『夜想』という雑誌 柳橋への小旅行

ヒョンな偶然から、ネット上でこんなところを発見した。K氏がオープン早々に展示会に行ったのは、うっすらと記憶していたが、そこでのイヴェントに惹かれた。『夜想』という雑誌とは、創刊から休刊まで、読者としてお付き合いしていたから馴染みはあったのだが、再刊された同誌のコンセプトが、自分の今とちょっとすれ違っていたので、この場所には惹かれるものはあっても、敬して遠ざける状況であった。〈吸血鬼〉というテーマで、「このメンバーなら、覗いてみても損はないでしょう」程度だったから、当然予約もしていなかった。
〈浅草橋〉という空間は、日本橋と浅草を繋ぐ場所にありながら、花街〈柳橋〉時代はともかく、現在ではちょっと地味な存在になっている。そんな場所にペヨトル工房の施設が出来るのか、そんな感慨があったので、記憶の底に引っ掛かっていたのである。まだ雨も降っていない、いかにも下町の匂いのする裏路地を抜けたところにそれはあった。二階に上がり、参加券を購入し、もう一つの目的であった、角川ホラー文庫血と薔薇の誘う夜に―吸血鬼ホラー傑作選 (角川ホラー文庫)』を即、購入。『中村雅楽全集』以外では、ひさびさの新刊本購入である。
以降、会場を巡回する。山本タカト氏の作品は、前回拝見した銀座スパン・アート・ギャラリーでのタッチとはだいぶ様変わりがしていて、より西洋的な技法が全面的に出た作風に変わっていた。イヴェントでも名前の出ていた〈ビアズリー〉や〈ハリー・クラーク〉の影響が随所に感じられるものだったが、その線の持つ繊細さは、特にモノクロームの画調に関しては、それらを越えたところまできているように思えた。耽美の極北といえる作品をワクワクしながら鑑賞していて、フッと思いついたのが萩尾望都のギャグ作品『とってもしあわせモトちゃん』にゲスト出演していていた、風邪引きの少女に薔薇をあげちゃうギャグタッチの〈エロガー・ポーチネロ〉だったのは、どうしたことだろう。

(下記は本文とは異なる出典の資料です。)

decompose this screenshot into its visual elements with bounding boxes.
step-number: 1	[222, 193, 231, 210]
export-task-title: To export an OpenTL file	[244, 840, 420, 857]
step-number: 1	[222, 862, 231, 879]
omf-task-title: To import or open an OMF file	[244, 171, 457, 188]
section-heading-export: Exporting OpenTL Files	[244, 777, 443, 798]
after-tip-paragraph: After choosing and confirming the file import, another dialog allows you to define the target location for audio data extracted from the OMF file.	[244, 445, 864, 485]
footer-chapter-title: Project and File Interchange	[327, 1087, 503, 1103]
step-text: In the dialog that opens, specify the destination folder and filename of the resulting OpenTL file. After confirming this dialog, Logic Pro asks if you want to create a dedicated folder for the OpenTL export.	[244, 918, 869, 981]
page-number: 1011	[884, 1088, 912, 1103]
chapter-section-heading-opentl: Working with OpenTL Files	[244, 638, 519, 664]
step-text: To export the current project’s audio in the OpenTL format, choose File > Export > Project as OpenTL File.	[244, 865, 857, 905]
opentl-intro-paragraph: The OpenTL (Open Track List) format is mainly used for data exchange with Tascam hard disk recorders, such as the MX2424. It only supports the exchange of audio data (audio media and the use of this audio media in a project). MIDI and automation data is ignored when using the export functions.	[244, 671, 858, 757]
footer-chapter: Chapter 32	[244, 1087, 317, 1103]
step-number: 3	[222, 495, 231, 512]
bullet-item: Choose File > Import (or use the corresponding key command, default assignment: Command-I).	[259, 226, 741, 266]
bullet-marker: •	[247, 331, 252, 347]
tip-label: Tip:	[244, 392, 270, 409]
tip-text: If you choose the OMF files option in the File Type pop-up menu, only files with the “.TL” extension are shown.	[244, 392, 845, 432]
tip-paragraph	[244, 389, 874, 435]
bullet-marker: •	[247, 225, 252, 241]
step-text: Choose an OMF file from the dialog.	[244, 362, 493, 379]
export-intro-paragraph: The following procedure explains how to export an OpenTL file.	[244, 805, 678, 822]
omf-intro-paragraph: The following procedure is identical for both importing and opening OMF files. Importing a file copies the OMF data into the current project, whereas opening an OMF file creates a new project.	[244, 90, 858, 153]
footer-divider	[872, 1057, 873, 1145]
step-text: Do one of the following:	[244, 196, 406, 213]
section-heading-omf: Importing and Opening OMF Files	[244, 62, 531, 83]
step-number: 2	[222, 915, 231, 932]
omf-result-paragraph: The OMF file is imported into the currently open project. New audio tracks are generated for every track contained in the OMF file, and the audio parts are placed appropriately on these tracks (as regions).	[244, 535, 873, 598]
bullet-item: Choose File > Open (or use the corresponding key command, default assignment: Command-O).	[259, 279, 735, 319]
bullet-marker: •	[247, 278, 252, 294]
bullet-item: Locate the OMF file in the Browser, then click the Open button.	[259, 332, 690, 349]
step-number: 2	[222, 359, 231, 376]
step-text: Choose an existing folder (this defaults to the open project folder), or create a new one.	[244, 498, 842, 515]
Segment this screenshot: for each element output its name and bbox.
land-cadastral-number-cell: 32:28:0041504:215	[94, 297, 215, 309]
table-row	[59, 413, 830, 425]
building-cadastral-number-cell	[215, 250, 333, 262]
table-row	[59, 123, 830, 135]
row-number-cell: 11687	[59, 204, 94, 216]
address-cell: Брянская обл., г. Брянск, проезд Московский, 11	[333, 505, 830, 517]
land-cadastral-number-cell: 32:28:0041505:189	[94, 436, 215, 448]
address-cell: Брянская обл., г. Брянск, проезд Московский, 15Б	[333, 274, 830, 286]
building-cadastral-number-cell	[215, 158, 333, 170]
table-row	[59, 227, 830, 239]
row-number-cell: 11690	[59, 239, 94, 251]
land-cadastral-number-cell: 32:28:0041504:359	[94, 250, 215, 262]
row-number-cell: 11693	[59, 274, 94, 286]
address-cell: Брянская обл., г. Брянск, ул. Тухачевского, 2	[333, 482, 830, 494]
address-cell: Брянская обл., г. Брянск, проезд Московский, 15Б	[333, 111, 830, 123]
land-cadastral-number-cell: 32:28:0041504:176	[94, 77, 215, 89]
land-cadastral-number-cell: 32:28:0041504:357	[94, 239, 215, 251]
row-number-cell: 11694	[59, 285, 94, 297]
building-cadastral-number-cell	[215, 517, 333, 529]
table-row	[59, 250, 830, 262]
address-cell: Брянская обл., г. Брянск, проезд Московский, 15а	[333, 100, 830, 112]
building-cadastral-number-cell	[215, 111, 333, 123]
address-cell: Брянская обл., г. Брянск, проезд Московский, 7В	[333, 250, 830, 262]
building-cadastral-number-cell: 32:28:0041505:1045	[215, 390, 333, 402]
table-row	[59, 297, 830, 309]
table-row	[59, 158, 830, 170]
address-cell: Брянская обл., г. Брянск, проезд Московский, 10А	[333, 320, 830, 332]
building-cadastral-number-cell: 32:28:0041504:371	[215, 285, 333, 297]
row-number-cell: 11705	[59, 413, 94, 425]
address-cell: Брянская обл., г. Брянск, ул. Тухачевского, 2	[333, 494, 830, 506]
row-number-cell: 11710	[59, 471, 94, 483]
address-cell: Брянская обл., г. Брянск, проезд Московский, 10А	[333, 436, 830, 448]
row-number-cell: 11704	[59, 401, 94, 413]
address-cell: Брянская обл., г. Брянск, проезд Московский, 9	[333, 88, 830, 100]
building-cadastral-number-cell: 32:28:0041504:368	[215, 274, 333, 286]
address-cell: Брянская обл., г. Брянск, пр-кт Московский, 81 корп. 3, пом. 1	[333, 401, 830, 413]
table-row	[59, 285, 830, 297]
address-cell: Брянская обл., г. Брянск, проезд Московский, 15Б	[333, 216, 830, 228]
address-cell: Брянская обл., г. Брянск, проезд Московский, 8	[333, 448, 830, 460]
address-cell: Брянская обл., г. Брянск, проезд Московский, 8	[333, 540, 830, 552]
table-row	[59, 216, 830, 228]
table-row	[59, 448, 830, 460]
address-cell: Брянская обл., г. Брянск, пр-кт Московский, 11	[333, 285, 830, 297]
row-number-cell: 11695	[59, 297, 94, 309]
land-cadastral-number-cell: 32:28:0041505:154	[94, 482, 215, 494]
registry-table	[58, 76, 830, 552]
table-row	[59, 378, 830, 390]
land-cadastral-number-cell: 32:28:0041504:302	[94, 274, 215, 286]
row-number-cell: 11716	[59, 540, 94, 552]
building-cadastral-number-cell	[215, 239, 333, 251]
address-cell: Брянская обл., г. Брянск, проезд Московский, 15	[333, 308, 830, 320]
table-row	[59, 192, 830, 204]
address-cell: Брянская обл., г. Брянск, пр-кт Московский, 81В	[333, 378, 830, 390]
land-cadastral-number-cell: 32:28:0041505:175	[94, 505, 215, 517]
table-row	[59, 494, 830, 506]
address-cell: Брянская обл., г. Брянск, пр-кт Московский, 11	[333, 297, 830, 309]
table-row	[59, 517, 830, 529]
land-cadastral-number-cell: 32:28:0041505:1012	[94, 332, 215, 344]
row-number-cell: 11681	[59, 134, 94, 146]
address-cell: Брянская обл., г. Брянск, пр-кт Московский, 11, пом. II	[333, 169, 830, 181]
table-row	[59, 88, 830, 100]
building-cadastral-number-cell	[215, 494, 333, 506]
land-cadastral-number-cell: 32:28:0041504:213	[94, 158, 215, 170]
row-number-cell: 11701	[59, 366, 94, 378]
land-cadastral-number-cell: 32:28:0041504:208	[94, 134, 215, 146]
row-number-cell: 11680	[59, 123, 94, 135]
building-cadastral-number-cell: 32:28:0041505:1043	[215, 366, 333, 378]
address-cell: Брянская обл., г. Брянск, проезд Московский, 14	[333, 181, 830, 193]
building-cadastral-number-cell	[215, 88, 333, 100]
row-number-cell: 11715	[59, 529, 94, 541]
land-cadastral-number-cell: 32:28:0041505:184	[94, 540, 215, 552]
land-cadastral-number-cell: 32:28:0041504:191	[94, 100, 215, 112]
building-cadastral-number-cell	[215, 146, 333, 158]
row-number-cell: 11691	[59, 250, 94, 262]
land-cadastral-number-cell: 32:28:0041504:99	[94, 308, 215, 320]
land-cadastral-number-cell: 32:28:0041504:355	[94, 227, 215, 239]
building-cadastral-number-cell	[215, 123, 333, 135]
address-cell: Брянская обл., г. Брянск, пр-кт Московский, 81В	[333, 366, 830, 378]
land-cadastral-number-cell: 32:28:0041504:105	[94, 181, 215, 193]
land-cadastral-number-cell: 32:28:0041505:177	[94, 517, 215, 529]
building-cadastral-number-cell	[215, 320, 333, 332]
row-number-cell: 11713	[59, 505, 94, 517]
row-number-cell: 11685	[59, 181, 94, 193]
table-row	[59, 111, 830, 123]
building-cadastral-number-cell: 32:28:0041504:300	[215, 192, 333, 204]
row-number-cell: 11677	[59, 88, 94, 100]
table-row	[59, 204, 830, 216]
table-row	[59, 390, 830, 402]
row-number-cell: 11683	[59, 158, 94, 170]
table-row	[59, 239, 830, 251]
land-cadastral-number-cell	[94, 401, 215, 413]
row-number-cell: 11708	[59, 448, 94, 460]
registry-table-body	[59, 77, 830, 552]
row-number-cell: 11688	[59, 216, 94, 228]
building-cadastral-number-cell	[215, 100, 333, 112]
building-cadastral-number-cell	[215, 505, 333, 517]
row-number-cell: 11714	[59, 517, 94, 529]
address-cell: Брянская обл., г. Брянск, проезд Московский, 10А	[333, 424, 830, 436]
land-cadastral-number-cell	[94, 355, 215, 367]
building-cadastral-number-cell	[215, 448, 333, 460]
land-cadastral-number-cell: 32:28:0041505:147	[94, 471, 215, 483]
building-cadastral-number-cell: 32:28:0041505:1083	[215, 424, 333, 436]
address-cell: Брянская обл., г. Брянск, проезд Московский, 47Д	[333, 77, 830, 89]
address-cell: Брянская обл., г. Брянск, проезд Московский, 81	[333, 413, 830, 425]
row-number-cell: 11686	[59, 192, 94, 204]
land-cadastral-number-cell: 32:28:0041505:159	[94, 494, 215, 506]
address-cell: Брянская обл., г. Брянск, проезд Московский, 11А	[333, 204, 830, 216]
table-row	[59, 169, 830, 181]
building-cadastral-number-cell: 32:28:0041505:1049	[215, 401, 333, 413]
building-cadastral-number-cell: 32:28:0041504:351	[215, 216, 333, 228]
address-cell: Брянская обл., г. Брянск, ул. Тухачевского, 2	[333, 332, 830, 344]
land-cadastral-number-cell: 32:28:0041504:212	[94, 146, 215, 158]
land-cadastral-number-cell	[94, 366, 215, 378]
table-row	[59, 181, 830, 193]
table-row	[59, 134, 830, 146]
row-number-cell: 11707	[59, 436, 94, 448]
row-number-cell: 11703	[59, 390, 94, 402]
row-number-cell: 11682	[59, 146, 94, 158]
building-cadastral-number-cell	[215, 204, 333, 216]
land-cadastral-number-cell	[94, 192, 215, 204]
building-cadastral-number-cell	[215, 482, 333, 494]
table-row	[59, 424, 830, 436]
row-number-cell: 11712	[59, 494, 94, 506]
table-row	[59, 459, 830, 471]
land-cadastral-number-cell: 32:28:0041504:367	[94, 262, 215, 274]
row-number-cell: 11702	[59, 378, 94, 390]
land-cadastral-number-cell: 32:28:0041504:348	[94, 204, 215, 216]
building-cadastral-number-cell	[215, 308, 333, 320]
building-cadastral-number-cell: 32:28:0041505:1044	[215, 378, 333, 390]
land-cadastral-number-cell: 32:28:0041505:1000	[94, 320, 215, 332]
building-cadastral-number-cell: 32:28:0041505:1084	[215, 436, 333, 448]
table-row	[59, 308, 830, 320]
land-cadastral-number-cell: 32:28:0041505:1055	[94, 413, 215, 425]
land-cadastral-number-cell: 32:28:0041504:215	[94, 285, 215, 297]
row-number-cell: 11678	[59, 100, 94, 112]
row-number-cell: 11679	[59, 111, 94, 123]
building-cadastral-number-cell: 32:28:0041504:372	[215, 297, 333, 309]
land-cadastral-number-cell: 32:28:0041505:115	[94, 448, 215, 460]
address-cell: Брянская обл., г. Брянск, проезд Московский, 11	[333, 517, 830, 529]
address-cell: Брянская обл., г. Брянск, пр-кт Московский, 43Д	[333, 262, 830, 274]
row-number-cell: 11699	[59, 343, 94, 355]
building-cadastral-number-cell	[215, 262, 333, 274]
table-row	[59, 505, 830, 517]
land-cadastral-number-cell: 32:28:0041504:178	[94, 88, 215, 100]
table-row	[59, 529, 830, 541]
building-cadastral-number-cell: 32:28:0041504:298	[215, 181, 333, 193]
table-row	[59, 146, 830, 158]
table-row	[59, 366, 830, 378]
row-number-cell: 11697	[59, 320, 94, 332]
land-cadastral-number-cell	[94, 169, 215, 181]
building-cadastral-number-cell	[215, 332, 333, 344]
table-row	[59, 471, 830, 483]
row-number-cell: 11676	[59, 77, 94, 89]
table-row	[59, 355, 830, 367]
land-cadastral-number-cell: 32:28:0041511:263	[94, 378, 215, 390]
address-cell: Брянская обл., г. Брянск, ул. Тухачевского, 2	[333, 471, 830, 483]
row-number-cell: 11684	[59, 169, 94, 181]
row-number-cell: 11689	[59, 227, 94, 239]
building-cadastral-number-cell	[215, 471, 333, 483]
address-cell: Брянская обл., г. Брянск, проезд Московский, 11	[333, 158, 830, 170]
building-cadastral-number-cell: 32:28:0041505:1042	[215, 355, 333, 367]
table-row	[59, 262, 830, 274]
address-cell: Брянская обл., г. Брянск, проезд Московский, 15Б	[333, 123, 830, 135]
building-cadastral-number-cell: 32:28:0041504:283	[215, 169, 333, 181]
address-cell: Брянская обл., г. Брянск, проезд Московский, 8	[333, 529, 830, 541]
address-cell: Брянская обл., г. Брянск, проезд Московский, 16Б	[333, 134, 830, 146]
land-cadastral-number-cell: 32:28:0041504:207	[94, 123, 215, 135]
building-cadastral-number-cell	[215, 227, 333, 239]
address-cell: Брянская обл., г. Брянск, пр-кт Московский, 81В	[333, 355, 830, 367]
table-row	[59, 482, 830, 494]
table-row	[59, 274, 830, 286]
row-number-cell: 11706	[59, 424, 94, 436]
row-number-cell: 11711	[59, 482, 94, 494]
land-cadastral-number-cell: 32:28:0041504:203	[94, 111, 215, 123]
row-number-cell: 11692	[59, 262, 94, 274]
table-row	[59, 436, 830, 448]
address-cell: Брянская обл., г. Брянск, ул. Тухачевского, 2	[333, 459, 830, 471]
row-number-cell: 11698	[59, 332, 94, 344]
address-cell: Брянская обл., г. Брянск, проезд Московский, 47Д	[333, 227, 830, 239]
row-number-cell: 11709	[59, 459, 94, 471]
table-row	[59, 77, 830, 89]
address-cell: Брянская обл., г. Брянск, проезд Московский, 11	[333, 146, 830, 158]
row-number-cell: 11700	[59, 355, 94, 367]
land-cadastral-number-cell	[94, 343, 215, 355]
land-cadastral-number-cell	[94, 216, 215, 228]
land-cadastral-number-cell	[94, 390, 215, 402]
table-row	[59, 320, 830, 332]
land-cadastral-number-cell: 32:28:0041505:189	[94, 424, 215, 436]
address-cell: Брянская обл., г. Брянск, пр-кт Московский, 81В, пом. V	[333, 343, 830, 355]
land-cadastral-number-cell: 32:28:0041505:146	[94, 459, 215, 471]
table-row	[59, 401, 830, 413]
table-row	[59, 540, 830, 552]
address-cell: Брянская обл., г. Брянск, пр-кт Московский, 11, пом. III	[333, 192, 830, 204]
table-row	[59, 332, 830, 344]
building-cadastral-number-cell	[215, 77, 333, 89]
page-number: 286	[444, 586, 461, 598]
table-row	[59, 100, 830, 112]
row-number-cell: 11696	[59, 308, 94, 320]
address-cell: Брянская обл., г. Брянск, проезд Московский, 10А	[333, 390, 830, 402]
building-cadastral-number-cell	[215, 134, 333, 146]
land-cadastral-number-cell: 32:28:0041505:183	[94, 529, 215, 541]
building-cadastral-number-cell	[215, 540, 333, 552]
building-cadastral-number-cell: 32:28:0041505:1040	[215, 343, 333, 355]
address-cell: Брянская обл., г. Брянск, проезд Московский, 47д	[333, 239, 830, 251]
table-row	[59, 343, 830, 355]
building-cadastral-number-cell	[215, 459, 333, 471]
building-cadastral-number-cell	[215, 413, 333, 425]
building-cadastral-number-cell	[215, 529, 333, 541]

一休みしている間に、開演の呼び込みが始まり、駐車スペースに椅子を並べたような〈Galleria Yaso nacht〉に移動する。若干の時間をおいて始まったトークは、決してテンションの高いものではなかったが、内容の濃い、充実したトークショーであった。高原英里さんのゴス的吸血鬼論、東雅夫氏の正統的吸血鬼論、山本タカト氏の作品の内側におよぶ、作品論。映画についてのトークでは、クラウス・キンスキーの『ノスフェラトゥ』が話題に上ってちょっとうれしかった。そして、司会今野祐一氏の雑誌制作打ち明け話、前期『夜想』の創刊秘話は、オールドファンにとっては貴重な証言であった。特に雑誌『牧神』との関係は、思わず、ポンと手を打ちたくなるエピソードであった。
情報誌『ぴあ』の同じ号に掲載された〈はみ出し情報〉で告知された幻想文学同人誌『金羊毛』と内田善美ファンクラブ『ルナジュモン』の会員募集で、結局〈内田クン〉の方を選んだ素天堂にとって、不思議に懐かしいひとときが味わえた、極上の時間でありました。展示会場に戻ってソエさんに挨拶、さらに東さん、aikoさんに『黒死館逍遙』新刊第六号を手渡して、外に出たら、予報通りの雪空でありました。もっとも、隅田川を越えたら無情の雨に変わってしまったのだけれど。素天堂における柳橋と「駒形どぜう」の不思議なエピソードに関しては、また、次の機会に。